Advertisement
Advertisement
HKU council member Professor Lo Chung-mau hobbles on a walking stick on August 1, days after he was injured during the July 28 fracas. Photo: Dickson Lee

Big names including ex-security chief Ambrose Lee join chorus of criticism against Hong Kong university students

Alan Yu

Hong Kong’s former security secretary Ambrose Lee Siu-kwong and legislators past and present were among 103 University of Hong Kong alumni who described as “uncivilised” the storming of an HKU meeting last week by students upset with the delayed appointment of a liberal scholar.

The 103 alumni, who also included former legislator Miriam Lau Kin-yee and current lawmaker Elizabeth Quat, said in a letter published in newspapers on Wednesday that they supported academic freedom at the university and respected all members of HKU’s governing council.

But they strongly rejected the use of any violence or “uncivilised means” to express opinions, according to the letter.

Lau, former chairwoman of the Liberal Party and a 1968 HKU graduate, said she backed freedom of speech for everyone, but added students should know there was a protocol for everything.

“Hong Kong is a civilised place,” she told the South China Morning Post. “Even if you disagree with official actions, you cannot do this, especially not HKU students, which is a group I count myself a member of.”

Eastern district councillor Choy So-Yuk, a 1974 graduate, echoed those sentiments.

Choy said the HKU council had delayed its decision over the vacancy of pro-vice-chancellor because of issues that some alumni had with former law dean Professor Johannes Chan Man-mun, who was said to have been recommended for the job.

The students’ intrusion into the meeting on July 28 created a commotion, during which one councillor, Dr Lo Chung-mau, collapsed and was taken to hospital.

It has yet to be determined what exactly happened.
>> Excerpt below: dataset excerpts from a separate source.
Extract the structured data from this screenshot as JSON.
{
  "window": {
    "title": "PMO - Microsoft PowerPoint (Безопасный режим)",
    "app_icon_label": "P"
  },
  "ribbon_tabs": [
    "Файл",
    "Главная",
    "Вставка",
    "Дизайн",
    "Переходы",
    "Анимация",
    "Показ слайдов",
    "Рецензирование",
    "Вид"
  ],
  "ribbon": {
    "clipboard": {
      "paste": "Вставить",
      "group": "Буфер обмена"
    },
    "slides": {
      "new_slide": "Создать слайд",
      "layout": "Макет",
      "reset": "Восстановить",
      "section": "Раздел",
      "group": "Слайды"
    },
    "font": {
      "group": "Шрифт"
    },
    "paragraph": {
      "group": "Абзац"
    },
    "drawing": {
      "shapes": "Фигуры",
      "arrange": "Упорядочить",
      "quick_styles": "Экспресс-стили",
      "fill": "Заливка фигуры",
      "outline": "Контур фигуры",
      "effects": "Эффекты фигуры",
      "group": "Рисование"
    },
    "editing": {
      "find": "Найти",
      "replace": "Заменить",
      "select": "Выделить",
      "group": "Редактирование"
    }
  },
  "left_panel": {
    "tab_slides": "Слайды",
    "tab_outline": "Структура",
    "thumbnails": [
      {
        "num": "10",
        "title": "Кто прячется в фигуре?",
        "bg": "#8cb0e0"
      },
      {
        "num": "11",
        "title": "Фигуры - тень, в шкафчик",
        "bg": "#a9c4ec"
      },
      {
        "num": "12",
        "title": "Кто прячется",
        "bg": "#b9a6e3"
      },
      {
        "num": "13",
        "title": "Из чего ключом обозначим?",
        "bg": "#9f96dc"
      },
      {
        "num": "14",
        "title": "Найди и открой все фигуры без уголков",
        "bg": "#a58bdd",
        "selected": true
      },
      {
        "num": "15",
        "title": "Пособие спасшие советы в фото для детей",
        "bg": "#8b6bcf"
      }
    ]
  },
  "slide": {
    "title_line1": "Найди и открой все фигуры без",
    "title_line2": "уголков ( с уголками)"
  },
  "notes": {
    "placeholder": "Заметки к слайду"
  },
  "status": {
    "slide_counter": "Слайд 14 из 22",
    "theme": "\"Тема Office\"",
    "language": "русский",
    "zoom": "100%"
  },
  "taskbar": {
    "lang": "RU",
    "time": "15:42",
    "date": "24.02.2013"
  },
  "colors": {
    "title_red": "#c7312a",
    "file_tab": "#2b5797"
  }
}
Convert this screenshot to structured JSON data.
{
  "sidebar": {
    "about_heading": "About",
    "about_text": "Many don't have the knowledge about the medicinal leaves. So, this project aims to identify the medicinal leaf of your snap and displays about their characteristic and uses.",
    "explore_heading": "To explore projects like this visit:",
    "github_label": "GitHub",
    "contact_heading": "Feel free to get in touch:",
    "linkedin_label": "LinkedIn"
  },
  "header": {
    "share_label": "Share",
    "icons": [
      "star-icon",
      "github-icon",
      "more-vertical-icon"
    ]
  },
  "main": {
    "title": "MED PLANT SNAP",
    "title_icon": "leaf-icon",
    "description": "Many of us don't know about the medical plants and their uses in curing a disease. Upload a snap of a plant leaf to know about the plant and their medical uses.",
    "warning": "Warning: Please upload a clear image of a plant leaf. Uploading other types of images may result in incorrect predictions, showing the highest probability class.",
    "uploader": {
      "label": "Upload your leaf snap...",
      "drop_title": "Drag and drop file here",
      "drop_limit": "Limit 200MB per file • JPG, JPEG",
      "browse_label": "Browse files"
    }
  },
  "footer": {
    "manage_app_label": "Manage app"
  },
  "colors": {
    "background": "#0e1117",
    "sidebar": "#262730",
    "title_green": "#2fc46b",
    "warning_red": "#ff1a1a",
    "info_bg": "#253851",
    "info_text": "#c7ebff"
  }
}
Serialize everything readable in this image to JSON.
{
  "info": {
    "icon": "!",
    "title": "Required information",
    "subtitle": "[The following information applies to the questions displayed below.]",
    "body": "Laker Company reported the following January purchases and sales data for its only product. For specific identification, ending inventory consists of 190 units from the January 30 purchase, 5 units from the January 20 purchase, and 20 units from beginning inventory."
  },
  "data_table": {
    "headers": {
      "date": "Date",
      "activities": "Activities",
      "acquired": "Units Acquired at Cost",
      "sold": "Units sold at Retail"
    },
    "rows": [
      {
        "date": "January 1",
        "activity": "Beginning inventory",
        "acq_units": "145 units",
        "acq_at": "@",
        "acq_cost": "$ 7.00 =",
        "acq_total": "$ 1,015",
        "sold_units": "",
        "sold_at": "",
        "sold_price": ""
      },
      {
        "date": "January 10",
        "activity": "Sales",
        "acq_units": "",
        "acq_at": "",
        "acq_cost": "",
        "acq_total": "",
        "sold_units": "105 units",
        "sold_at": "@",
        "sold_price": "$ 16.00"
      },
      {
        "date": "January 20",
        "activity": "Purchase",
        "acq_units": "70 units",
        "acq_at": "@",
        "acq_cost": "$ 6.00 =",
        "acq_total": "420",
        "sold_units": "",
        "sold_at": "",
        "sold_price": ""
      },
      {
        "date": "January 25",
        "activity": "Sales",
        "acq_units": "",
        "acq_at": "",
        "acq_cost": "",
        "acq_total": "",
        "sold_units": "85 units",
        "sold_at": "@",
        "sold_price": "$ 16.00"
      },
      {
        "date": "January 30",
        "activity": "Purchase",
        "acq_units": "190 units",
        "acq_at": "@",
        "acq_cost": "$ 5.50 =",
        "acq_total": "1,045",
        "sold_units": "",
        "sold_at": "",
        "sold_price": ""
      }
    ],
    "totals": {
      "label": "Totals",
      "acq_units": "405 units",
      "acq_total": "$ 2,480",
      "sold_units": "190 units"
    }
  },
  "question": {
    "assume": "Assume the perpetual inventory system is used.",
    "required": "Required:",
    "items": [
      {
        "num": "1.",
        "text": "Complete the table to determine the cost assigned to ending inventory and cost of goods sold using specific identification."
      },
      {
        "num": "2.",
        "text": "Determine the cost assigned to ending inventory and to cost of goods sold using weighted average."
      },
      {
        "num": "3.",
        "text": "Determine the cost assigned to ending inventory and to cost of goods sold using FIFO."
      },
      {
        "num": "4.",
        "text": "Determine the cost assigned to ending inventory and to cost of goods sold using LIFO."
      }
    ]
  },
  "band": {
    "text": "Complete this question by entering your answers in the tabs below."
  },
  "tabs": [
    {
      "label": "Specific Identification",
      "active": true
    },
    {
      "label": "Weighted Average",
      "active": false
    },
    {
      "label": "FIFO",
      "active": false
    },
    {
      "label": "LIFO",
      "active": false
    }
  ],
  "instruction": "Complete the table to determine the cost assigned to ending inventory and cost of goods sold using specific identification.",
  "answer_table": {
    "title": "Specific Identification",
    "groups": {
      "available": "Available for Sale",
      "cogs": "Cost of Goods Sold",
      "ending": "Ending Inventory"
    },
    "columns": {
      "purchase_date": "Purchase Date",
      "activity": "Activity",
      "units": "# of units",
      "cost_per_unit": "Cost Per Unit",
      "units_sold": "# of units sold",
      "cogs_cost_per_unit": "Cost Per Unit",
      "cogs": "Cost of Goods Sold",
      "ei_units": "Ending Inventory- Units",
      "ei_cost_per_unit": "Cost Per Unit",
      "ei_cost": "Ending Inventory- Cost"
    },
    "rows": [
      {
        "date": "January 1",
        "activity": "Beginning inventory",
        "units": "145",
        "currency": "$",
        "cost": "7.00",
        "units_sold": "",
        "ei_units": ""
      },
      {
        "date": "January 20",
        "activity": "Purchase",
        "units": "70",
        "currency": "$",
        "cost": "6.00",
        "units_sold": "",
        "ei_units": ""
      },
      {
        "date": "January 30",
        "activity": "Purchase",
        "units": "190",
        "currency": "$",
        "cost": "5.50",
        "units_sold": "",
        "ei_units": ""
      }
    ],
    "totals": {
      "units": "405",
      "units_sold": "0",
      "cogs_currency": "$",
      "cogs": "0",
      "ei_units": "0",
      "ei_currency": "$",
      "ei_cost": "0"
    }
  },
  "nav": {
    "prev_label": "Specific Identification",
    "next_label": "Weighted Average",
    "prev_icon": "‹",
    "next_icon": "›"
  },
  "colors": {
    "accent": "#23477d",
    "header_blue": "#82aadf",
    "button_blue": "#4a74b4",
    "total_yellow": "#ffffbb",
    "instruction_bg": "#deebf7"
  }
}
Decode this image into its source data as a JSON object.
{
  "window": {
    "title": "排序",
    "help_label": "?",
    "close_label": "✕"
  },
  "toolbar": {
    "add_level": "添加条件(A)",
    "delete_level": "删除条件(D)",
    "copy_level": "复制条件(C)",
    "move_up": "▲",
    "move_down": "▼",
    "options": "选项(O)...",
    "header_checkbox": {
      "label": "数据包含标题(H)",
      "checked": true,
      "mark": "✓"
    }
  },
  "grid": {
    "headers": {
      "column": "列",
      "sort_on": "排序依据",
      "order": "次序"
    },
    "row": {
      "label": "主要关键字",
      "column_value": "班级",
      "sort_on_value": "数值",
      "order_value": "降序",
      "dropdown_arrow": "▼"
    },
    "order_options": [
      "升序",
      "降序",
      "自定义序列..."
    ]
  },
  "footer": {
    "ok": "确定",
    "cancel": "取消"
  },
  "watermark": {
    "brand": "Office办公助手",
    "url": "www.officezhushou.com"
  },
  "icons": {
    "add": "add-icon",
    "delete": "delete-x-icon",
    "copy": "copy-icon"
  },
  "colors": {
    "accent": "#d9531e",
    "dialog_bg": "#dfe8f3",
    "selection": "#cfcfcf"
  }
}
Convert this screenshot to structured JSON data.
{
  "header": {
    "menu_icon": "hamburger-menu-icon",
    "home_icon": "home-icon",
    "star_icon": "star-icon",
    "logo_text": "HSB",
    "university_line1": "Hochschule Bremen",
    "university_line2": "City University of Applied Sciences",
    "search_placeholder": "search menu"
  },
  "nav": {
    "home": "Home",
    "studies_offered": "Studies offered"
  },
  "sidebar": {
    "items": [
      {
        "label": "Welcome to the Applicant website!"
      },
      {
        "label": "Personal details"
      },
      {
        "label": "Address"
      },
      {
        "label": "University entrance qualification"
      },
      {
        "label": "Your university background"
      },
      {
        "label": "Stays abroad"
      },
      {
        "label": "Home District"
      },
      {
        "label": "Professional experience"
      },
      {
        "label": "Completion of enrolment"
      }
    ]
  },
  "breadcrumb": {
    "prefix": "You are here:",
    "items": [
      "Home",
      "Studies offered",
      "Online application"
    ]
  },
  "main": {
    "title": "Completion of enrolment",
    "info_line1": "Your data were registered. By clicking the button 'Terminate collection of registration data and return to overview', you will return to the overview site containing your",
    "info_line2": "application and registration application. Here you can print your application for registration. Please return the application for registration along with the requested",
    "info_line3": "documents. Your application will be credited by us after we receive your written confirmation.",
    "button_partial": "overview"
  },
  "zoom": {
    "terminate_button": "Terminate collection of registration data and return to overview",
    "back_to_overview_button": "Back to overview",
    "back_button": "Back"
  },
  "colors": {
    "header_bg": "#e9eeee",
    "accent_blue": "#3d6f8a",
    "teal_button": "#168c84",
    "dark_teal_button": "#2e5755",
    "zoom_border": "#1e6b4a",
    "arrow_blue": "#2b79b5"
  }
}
Lo said in hospital that he felt his knee being hit, but a couple of days later he said he did not know if he had been attacked.

Soon after the night’s furore, HKU microbiologist Professor Yuen Kwok-yung resigned. He voiced suspicions publicly that some of the people at the commotion were not students, as those people “looked much older and used a lot of foul language”.

The latest letter followed an online petition from another group of HKU alumni that had gathered more than 4,000 signatures as of August 5.

The earlier petition is much harsher; it says the students “interfered brutally in the affairs of the HKU council” and were “threatening the safety of council members”.

But one of the organisers of that signature campaign admitted on a Commercial Radio talk show on Wednesday that she did not really know much about what had happened and had initiated the petition because the videos of the council meeting made her and fellow alumni “very uncomfortable”.